Oui. D’ici deux ans, ces deux joueurs vont commencer à avoir un certain âge et il leur sera de plus en plus difficile de « performer ». Alors que Mbappé a 19 ans et qu’il va encore s’améliorer avec l’expérience. Des fois, quand tu es jeune, tu manques de régularité, tu peux te retrouver dans le dur après un match exceptionnel.

Vous qui allez devoir voter en fin d’année, peut-il terminer Ballon d’or ?

En tout cas, le Ballon d’or pourrait bien échapper à Cristiano Ronaldo et Messi. Imaginez : si la France est championne du monde et que Mbappé nous ressort ne serait-ce qu’un match de ce niveau… En tout cas, il suffit de l’observer pour voir à quel point il prend du plaisir.

On imagine qu’il ne vous a pas échappé que mardi soir, à l’issue des deux derniers huitièmes de finale, il pourrait y avoir les deux équipes présentes dans votre groupe de qualification qualifiées en quarts de finale ?

Imaginez : si le Luxembourg avait tenu en échec les champions du monde, chez eux, quelques mois avant leur sacre ! Oui, ça donnerait une importance supplémentaire à notre exploit. La Suède, je suis quand même surpris, même si on n’élimine pas les Pays-Bas (NDLR : qui faisait aussi partie du groupe A) et l’Italie comme ça, qu’on ne passe pas 3-0 au Mexique par hasard. Cela prouve une certaine qualité. L’absence d’un Ibrahimovic, joueur excellent mais fort égoïste, fait que tout le monde s’investit désormais à fond et c’est comme cela que ça fonctionne. J’avais déjà chambré mes collègues allemands en leur faisant remarquer que d’autres bonnes équipes avaient perdu contre la Suède (NDLR : privée des 8e, la Mannschaft a vu la Suède finir 1re du groupe F neuf mois après avoir infligé un terrible 8-0 aux Roud Léiwen).

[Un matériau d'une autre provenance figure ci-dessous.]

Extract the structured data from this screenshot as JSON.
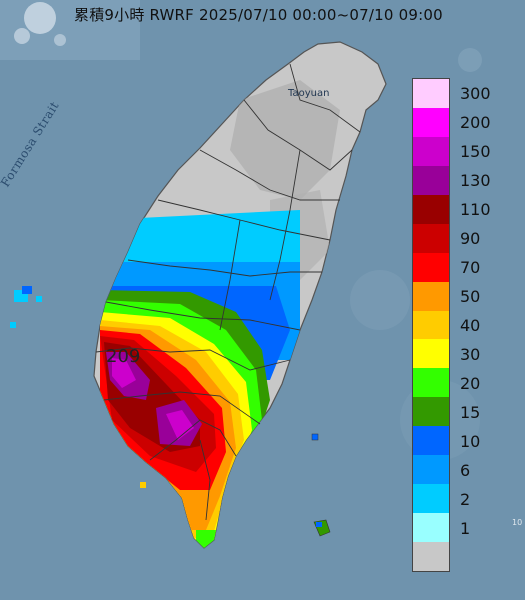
{
  "title": "累積9小時 RWRF 2025/07/10 00:00~07/10 09:00",
  "map": {
    "sea_label": "Formosa Strait",
    "city_label": "Taoyuan",
    "max_value": "209",
    "corner_mark": "10"
  },
  "legend": {
    "levels": [
      {
        "label": "300",
        "color": "#ffccff"
      },
      {
        "label": "200",
        "color": "#ff00ff"
      },
      {
        "label": "150",
        "color": "#cc00cc"
      },
      {
        "label": "130",
        "color": "#990099"
      },
      {
        "label": "110",
        "color": "#990000"
      },
      {
        "label": "90",
        "color": "#cc0000"
      },
      {
        "label": "70",
        "color": "#ff0000"
      },
      {
        "label": "50",
        "color": "#ff9900"
      },
      {
        "label": "40",
        "color": "#ffcc00"
      },
      {
        "label": "30",
        "color": "#ffff00"
      },
      {
        "label": "20",
        "color": "#33ff00"
      },
      {
        "label": "15",
        "color": "#339900"
      },
      {
        "label": "10",
        "color": "#0066ff"
      },
      {
        "label": "6",
        "color": "#0099ff"
      },
      {
        "label": "2",
        "color": "#00ccff"
      },
      {
        "label": "1",
        "color": "#99ffff"
      },
      {
        "label": "",
        "color": "#c8c8c8"
      }
    ]
  }
}
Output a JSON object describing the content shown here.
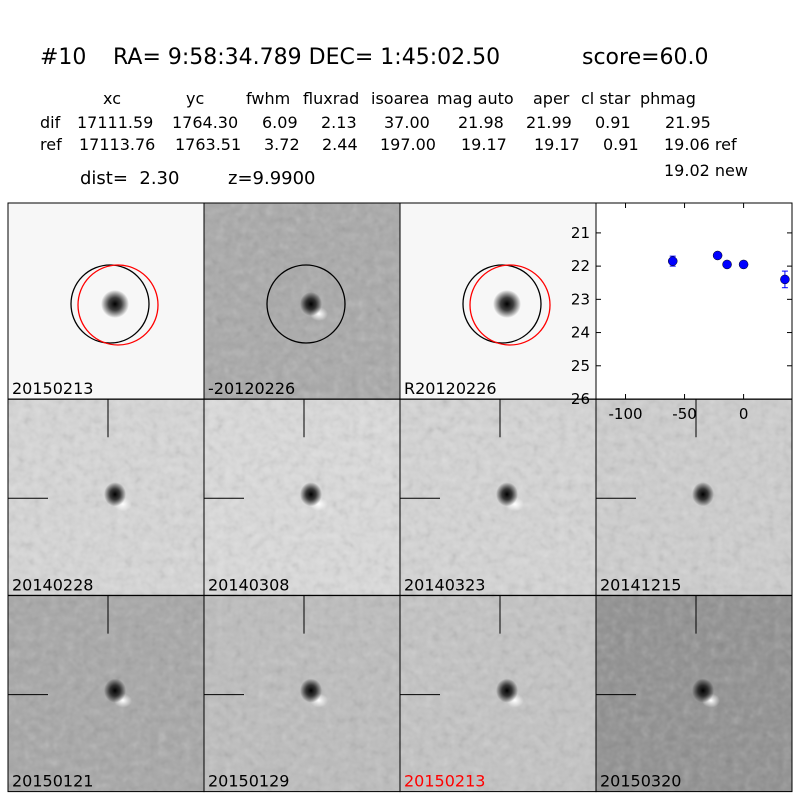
{
  "header": {
    "id": "#10",
    "coords": "RA= 9:58:34.789 DEC= 1:45:02.50",
    "score": "score=60.0"
  },
  "table": {
    "columns": [
      "xc",
      "yc",
      "fwhm",
      "fluxrad",
      "isoarea",
      "mag auto",
      "aper",
      "cl star",
      "phmag"
    ],
    "rows": [
      {
        "label": "dif",
        "cells": [
          "17111.59",
          "1764.30",
          "6.09",
          "2.13",
          "37.00",
          "21.98",
          "21.99",
          "0.91",
          "21.95"
        ]
      },
      {
        "label": "ref",
        "cells": [
          "17113.76",
          "1763.51",
          "3.72",
          "2.44",
          "197.00",
          "19.17",
          "19.17",
          "0.91",
          "19.06 ref"
        ]
      }
    ],
    "extra": "19.02 new"
  },
  "dist": "dist=  2.30",
  "z": "z=9.9900",
  "panels": [
    {
      "label": "20150213"
    },
    {
      "label": "-20120226"
    },
    {
      "label": "R20120226"
    },
    {
      "label": "20140228"
    },
    {
      "label": "20140308"
    },
    {
      "label": "20140323"
    },
    {
      "label": "20141215"
    },
    {
      "label": "20150121"
    },
    {
      "label": "20150129"
    },
    {
      "label": "20150213",
      "label_color": "#ff0000"
    },
    {
      "label": "20150320"
    }
  ],
  "chart_data": {
    "type": "scatter",
    "x": [
      -60,
      -22,
      -14,
      0,
      35
    ],
    "values": [
      21.85,
      21.68,
      21.95,
      21.95,
      22.4
    ],
    "errors": [
      0.15,
      0.08,
      0.08,
      0.1,
      0.25
    ],
    "color": "#0000ff",
    "xlim": [
      -125,
      41
    ],
    "ylim": [
      26,
      20.1
    ],
    "xticks": [
      -100,
      -50,
      0
    ],
    "yticks": [
      21,
      22,
      23,
      24,
      25,
      26
    ]
  }
}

Quels sont selon vous les grands enseignements du Mondial jusqu’à présent ?

On dirait bien que la possession que tout le monde citait en exemple depuis quelques années, avec une Espagne qui a dominé le monde comme ça, aujourd’hui, c’est un petit peu passé. En tout cas, disons que ça a moins d’importance. Rien que l’Espagne contre la Russie m’a énervé un petit peu. Ça joue trop en largeur. Ce n’est plus aussi spectaculaire qu’avant. Même quand ils avaient la possibilité d’effectuer des transitions offensives rapides, ils ne le font pas. Les 30 derniers mètres adverses, ils n’y vont pas. Tu pourrais carrément ôter le but, ce serait la même chose. La possession juste pour le principe d’avoir le ballon, ça ne sert à rien. Si ce n’est pas pour se créer des occasions, alors je m’en fous ! On ne doit jamais perdre de vue cet aspect-là.